Workers’ Party Youth Wing Forum SG100 Conference

As Singapore celebrates her golden jubilee, the Workers’ Party Youth Wing calls on fellow young Singaporeans to share their dreams and aspirations for the next 50 years. More than a dozen young Singaporeans will offer their personal views on Singapore’s future development in three panel discussionsWe hope to create a forum for conversation on alternate paths for Singapore — to paint a shared vision and provide inspiration to shaping Singapore’s future to realise community ownership and citizen participation. We hope to provide the catalyst for deeper discussion on the Singapore we want in 2065 and the roadmap to get there. Together, we can build a nation that we can be proud of calling home for generations to come.

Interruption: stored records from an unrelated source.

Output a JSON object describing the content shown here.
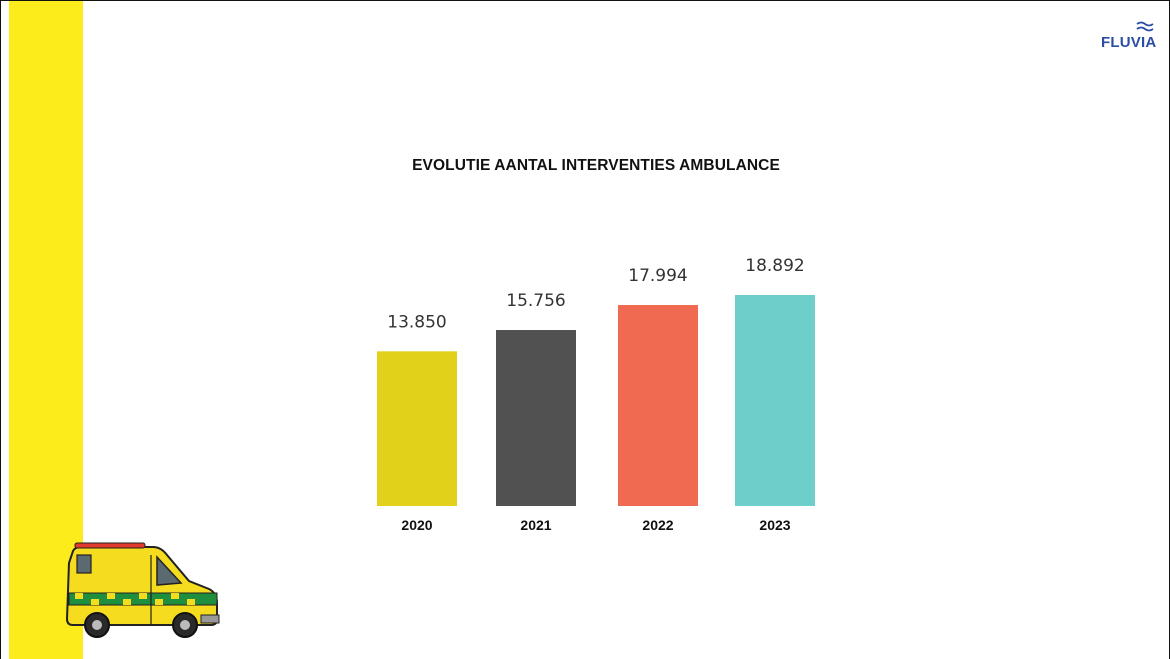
{
  "logo": {
    "text": "FLUVIA"
  },
  "chart_data": {
    "type": "bar",
    "title": "EVOLUTIE AANTAL INTERVENTIES AMBULANCE",
    "categories": [
      "2020",
      "2021",
      "2022",
      "2023"
    ],
    "values": [
      13850,
      15756,
      17994,
      18892
    ],
    "value_labels": [
      "13.850",
      "15.756",
      "17.994",
      "18.892"
    ],
    "colors": [
      "#e2d11b",
      "#515152",
      "#ef6a50",
      "#6ecec9"
    ],
    "xlabel": "",
    "ylabel": "",
    "grid": false,
    "legend": "none"
  },
  "colors": {
    "band": "#fcec1c",
    "logo_blue": "#2b4da3"
  }
}
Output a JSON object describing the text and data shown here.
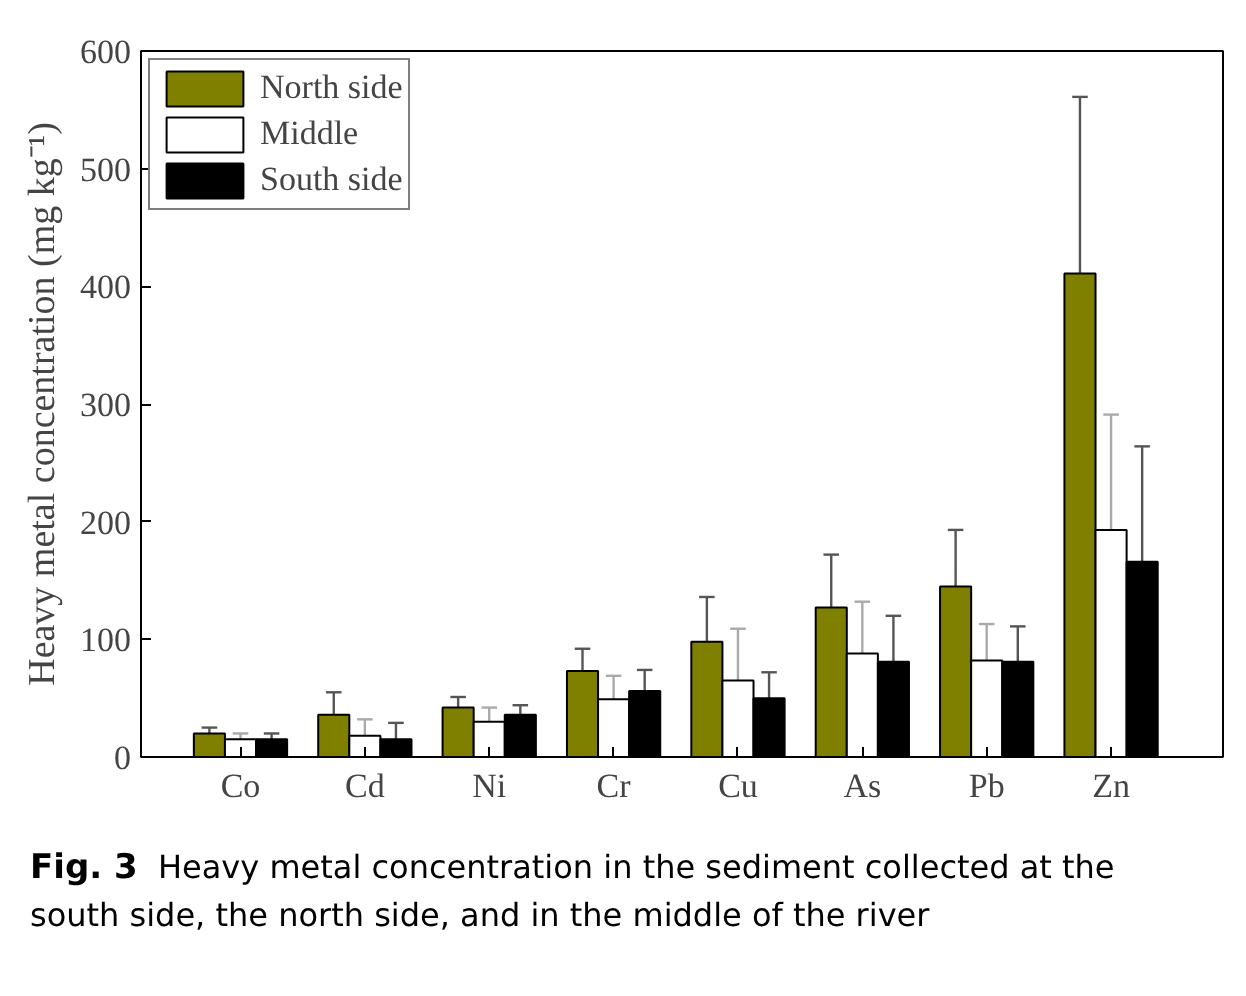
{
  "chart_data": {
    "type": "bar",
    "title": "Fig. 3",
    "ylabel": "Heavy metal concentration (mg kg⁻¹)",
    "categories": [
      "Co",
      "Cd",
      "Ni",
      "Cr",
      "Cu",
      "As",
      "Pb",
      "Zn"
    ],
    "series": [
      {
        "name": "North side",
        "color": "#808000",
        "values": [
          20,
          36,
          42,
          73,
          98,
          127,
          145,
          411
        ],
        "errors": [
          [
            20,
            25
          ],
          [
            36,
            55
          ],
          [
            42,
            51
          ],
          [
            73,
            92
          ],
          [
            98,
            136
          ],
          [
            127,
            172
          ],
          [
            145,
            193
          ],
          [
            411,
            561
          ]
        ]
      },
      {
        "name": "Middle",
        "color": "#ffffff",
        "values": [
          15,
          18,
          30,
          49,
          65,
          88,
          82,
          193
        ],
        "errors": [
          [
            15,
            20
          ],
          [
            18,
            32
          ],
          [
            30,
            42
          ],
          [
            49,
            69
          ],
          [
            65,
            109
          ],
          [
            88,
            132
          ],
          [
            82,
            113
          ],
          [
            193,
            291
          ]
        ]
      },
      {
        "name": "South side",
        "color": "#000000",
        "values": [
          15,
          15,
          36,
          56,
          50,
          81,
          81,
          166
        ],
        "errors": [
          [
            15,
            20
          ],
          [
            15,
            29
          ],
          [
            36,
            44
          ],
          [
            56,
            74
          ],
          [
            50,
            72
          ],
          [
            81,
            120
          ],
          [
            81,
            111
          ],
          [
            166,
            264
          ]
        ]
      }
    ],
    "ylim": [
      0,
      600
    ],
    "yticks": [
      0,
      100,
      200,
      300,
      400,
      500,
      600
    ],
    "legend": "top left",
    "grid": false,
    "annotations": [
      "Heavy metal concentration in the sediment collected at the south side, the north side, and in the middle of the river"
    ]
  }
}
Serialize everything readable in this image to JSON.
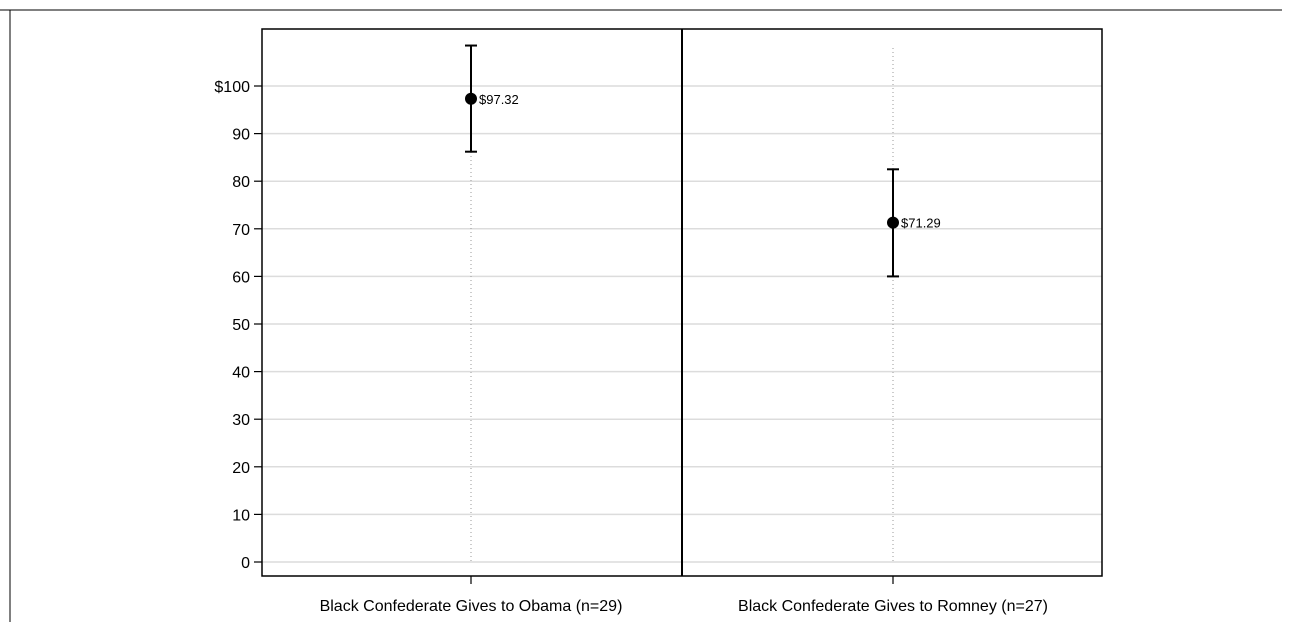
{
  "chart_data": {
    "type": "scatter",
    "title": "",
    "xlabel": "",
    "ylabel": "",
    "ylim": [
      0,
      100
    ],
    "grid": true,
    "legend": "none",
    "y_ticks": [
      0,
      10,
      20,
      30,
      40,
      50,
      60,
      70,
      80,
      90,
      100
    ],
    "y_tick_labels": [
      "0",
      "10",
      "20",
      "30",
      "40",
      "50",
      "60",
      "70",
      "80",
      "90",
      "$100"
    ],
    "categories": [
      "Black Confederate Gives to Obama (n=29)",
      "Black Confederate Gives to Romney (n=27)"
    ],
    "points": [
      {
        "category": "Black Confederate Gives to Obama (n=29)",
        "value": 97.32,
        "lower": 86.2,
        "upper": 108.5,
        "label": "$97.32"
      },
      {
        "category": "Black Confederate Gives to Romney (n=27)",
        "value": 71.29,
        "lower": 60.0,
        "upper": 82.5,
        "label": "$71.29"
      }
    ],
    "colors": {
      "marker": "#000000",
      "gridline": "#dcdcdc",
      "frame": "#000000"
    }
  }
}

Venue: The Agora, Midview City, no. 18, Sin Ming Lane
Date: Saturday, 22nd August
Time: 1pm to 5pm, registration begins at 12pm, doors will close at 12.55pm
Enquiries: [email protected]

This event is open to everyone.

Pre-registration is required due to limited seating capacity at the venue. Pre-registration begins 20th July. Please check back here.

Programme

1pm: Opening Statement by WP Youth Wing President Daniel Goh
1.10pm: Session 1 – Super Urban Singapore (VISION)
2pm: Session 2 – Community & Heritage (OWNERSHIP)
2.50pm: Tea Break Session and Art Competition Voting
3.20pm: Session 3 – Participating in Our Identity (PARTICIPATION)
4.20pm: Summation and Q&A
4.40pm: Closing Remarks

Information about the panellists and their presentation titles will be made available closer to the date

Session Abstracts

Super Urban Singapore

Several major developments that are being planned for the next few decades will transform Singapore’s cityscape. Paya Lebar Airbase and Keppel Port will be relocated, opening up prime land for redevelopment. The current government projects the population will hit 6.9 million in 2030 and is planning to further build up Singapore to accommodate the influx of migrants. By 2065, the 99-year lease clock would be ticking for many HDB estates, where over 80 per cent of Singapore live. The extensive redevelopment of our old heartland regions beckons, as is already happening in old estates such as Queenstown. Would we see the island dominated by 50-storey HDB flats with sky gardens to match the towering skyscrapers of the downtown district? Would most of us live, work, love and shop underground, turning street-front living into a luxury good? What are the environmental, social, cultural and political implications? What should we do to co-create our vision of a super-urban Singapore?

Community and Heritage
We frequently use the term “community” in our public debates to refer to stakeholders in policy and political matters. The government regularly calls upon communities to act on a social problem or for the government to act on, and sometimes both. However, are communities empowered to act or by the government’s action? What forms a community and how can a community be empowered with ownership to realise its social aims and aspirations? SG50 has seen an outpouring of commemoration of Singapore’s heritage, which is seen as intimately connected to communities. The Botanic Gardens was recently inscribed as our first UNESCO world heritage site, a place of significant combined natural-cultural heritage. This island that we call home has more cultural capital than we realise. But are we able to go beyond nostalgia and buildings to value cultural traditions and values as our living heritage and use these cultural assets to foster community ownership as we head to SG100?

Participating in Our Identity
National identity is represented in the culture, language, traditions, history and politics of the people. It is the sense of the nation as a whole, a description and a proposition expressing a strong sense of belonging and belief amongst the people. Our Singaporean identity has developed strong roots over the past fifty years and continues to evolve. What are the main features of our identity and what foreseeable evolution of our identity in the next fifty years can we expect and should embrace? What challenges to our identity do we face and are there gaps we need to fill? One key foundation for national identities around the world is political culture—the values, institutions and practices associated with governance to keep the country running and secure. Is our political culture solid and stable enough to support our identity? How are we, as citizens, going to participate in the political process and shape our identity?